As any good Twitter user knows, the service is notoriously unreliable. Sure, they can have uptime of 99.9%, but that’s not really good enough for a microblogging service.
Ever since I started twitting[1. I understand that most people use the verb "tweet" instead of "twit" when referring to using the service, but only the latter satisfies my penchant for abbreving words.], I’ve been torn about whether something is more appropriate for a blog post or a twit. Some hold that it is possible—and perhaps even commonplace—to twit too often, and things too inane. I most certainly do not fall into that category, although I cannot substantiate that with examples of inane twits, because the damn service is down.
Trying to load the webpage, all I see is that damn whale graphic:

“There is a wisdom that is woe; but there is a woe that is madness.”
Kind of embarrassing that I had to Google for Moby Dick quotes, because I never read the book myself. I mean, had the folks at Twitter decided to use an albatross graphic or something, I’d be all over that. But so it goes.
I shall suffer through this madness by constantly refreshing When Twitter Is Down.

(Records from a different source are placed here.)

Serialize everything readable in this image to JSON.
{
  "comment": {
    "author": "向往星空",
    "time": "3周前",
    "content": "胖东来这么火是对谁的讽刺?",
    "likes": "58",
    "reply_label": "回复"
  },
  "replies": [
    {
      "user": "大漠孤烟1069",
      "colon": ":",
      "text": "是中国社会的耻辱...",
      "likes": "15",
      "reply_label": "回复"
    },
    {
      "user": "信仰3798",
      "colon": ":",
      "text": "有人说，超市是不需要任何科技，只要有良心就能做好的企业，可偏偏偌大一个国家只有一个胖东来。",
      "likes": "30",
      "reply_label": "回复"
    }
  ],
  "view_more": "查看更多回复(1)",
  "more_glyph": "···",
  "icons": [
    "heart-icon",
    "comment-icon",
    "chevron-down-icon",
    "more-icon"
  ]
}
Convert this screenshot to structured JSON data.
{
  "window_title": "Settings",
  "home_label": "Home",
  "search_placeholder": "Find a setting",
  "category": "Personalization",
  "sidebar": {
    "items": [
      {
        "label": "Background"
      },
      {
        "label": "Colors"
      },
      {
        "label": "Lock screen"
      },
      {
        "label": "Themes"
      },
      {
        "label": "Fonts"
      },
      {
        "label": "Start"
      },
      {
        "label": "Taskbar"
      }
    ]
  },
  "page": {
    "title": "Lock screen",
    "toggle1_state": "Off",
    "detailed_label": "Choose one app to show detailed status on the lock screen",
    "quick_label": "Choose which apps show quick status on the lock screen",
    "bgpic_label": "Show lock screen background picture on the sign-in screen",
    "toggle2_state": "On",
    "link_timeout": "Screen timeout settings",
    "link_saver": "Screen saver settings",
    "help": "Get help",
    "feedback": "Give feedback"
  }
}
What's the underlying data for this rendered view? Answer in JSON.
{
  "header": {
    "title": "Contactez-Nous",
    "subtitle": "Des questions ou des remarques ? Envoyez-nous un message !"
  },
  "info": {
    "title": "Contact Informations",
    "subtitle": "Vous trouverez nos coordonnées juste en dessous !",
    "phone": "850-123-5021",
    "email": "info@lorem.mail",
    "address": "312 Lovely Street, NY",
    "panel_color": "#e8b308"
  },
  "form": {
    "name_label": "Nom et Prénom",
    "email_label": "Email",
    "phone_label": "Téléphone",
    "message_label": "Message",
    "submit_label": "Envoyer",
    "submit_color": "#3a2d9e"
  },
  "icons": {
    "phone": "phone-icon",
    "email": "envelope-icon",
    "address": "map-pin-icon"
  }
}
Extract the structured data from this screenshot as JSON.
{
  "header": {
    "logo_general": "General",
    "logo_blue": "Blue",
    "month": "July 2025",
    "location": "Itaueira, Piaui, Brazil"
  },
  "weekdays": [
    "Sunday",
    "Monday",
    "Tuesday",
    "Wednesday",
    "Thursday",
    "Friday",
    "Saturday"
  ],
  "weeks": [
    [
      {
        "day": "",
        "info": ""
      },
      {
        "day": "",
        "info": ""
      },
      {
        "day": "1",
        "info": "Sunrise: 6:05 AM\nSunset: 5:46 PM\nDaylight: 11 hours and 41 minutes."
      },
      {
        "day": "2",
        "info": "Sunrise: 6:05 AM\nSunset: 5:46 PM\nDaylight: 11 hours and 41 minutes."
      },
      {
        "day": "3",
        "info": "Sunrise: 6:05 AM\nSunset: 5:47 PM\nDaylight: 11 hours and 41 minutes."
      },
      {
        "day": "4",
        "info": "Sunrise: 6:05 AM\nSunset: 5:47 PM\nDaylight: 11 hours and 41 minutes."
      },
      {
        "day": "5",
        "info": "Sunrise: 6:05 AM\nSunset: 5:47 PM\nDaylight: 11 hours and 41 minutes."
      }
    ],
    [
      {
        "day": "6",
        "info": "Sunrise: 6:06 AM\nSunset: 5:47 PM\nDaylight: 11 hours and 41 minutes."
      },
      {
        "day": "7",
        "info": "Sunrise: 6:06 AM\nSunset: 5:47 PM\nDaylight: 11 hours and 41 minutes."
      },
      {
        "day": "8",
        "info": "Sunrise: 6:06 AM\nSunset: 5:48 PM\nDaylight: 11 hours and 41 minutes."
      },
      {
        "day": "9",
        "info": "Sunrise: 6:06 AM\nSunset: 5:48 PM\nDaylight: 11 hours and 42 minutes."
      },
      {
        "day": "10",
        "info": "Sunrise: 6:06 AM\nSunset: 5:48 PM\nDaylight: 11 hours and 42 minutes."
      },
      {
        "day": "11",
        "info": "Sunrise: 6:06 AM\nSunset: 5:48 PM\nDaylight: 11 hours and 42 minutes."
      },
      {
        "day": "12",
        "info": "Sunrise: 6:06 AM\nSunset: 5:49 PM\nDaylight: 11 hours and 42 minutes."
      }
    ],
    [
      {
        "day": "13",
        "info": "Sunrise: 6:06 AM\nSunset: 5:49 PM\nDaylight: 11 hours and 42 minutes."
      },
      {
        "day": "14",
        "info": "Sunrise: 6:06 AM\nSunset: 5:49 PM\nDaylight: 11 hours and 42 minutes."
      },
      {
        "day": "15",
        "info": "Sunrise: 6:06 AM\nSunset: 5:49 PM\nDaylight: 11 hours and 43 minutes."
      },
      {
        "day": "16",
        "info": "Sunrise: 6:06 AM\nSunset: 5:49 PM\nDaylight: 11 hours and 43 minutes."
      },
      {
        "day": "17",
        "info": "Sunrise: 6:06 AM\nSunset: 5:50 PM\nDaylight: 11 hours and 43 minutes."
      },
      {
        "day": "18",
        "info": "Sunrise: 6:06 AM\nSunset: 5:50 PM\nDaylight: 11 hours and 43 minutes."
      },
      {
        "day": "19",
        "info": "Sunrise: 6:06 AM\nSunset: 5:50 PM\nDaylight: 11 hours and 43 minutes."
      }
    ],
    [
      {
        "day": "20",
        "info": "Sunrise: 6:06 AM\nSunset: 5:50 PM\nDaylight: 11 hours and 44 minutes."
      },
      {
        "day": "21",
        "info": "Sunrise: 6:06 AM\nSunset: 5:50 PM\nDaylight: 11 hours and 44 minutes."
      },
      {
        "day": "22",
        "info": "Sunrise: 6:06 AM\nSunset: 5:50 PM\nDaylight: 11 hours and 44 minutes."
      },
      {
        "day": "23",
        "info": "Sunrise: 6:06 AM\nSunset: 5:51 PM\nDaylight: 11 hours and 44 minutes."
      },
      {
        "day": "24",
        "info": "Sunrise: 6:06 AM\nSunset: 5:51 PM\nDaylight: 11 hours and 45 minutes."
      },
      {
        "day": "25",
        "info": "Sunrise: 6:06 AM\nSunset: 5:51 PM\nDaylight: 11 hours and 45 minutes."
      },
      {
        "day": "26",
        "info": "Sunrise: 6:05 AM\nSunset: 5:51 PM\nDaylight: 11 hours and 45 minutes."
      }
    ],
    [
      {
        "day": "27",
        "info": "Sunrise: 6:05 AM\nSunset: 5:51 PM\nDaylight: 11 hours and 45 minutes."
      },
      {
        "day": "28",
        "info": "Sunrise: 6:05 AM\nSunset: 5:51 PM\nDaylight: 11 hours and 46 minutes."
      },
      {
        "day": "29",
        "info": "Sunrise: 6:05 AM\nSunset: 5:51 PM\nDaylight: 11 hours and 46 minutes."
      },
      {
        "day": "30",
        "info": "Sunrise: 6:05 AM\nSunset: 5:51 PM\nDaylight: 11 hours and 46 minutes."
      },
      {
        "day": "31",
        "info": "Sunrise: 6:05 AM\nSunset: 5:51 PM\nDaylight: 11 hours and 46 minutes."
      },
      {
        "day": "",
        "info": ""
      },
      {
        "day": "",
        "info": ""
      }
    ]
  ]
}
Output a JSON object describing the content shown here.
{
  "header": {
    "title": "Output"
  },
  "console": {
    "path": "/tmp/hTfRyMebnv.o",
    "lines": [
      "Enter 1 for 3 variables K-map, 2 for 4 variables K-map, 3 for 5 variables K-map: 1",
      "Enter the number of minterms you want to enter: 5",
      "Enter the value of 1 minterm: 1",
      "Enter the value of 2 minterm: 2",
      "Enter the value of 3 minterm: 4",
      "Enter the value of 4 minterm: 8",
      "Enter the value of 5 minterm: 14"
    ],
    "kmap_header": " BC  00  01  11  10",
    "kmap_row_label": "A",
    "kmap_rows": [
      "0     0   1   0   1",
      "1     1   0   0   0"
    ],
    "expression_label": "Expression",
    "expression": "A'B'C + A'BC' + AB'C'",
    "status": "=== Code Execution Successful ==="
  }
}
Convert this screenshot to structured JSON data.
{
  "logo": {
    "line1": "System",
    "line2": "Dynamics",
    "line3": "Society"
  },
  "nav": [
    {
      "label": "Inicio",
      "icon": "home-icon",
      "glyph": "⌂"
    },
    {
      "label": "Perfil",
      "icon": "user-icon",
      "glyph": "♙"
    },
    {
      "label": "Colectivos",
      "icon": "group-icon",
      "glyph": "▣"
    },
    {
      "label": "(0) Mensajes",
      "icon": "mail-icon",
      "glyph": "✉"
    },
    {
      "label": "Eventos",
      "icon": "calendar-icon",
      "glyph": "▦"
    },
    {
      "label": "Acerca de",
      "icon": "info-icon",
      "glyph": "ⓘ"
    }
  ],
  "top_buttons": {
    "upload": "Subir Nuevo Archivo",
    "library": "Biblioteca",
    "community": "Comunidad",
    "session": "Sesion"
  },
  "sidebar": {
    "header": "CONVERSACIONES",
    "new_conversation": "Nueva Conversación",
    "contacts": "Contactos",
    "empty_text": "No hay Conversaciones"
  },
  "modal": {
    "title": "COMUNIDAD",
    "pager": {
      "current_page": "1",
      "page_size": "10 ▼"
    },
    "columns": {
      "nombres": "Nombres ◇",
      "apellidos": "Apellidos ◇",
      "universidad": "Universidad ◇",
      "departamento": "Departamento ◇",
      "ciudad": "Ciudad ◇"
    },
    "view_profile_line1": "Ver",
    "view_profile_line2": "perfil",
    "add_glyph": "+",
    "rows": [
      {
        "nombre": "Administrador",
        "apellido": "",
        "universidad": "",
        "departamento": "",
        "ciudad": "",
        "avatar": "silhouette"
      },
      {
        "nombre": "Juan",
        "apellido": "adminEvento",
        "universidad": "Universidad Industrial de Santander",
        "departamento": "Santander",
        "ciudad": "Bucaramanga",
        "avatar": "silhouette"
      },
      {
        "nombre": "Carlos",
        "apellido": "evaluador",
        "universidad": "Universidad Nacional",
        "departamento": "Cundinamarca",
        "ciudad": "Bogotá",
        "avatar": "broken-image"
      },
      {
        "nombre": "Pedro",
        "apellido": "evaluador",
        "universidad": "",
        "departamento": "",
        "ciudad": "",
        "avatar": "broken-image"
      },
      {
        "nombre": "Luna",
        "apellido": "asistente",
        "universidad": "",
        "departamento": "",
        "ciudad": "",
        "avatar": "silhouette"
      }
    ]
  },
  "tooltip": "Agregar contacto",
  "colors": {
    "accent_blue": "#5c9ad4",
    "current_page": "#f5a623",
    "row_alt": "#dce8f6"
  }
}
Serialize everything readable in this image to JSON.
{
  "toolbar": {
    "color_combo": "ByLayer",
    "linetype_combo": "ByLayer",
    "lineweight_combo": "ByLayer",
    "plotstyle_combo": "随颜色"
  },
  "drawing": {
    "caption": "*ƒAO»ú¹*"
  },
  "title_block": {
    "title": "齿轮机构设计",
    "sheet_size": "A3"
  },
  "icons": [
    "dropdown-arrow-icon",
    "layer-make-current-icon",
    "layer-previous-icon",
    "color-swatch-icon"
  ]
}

When Twitter Is Down rocks.
When Twitter is down, I don’t know who I am anymore.
When Twitter is down, clouds robot sperm bird.
When Twitter is down, your followers forget you ever existed.
I just keep craving its tough love.
My favorites:
Great websites please me.
Hm, ordered lists get parsed out somehow. Gotta look into that.
This post is a veritable sandwich of lols. First, the post itself. Then, you used a footnote. Lastly, within the footnote, you used “abbreved” to describe abbreving abbrevs.
Seriously though I’m mostly just here to see the brit flag show up next to my name. £2 for an hour of internet access plus I get to eavesdrop on roughly 3,000 different sweet accents among perhaps 6 languages.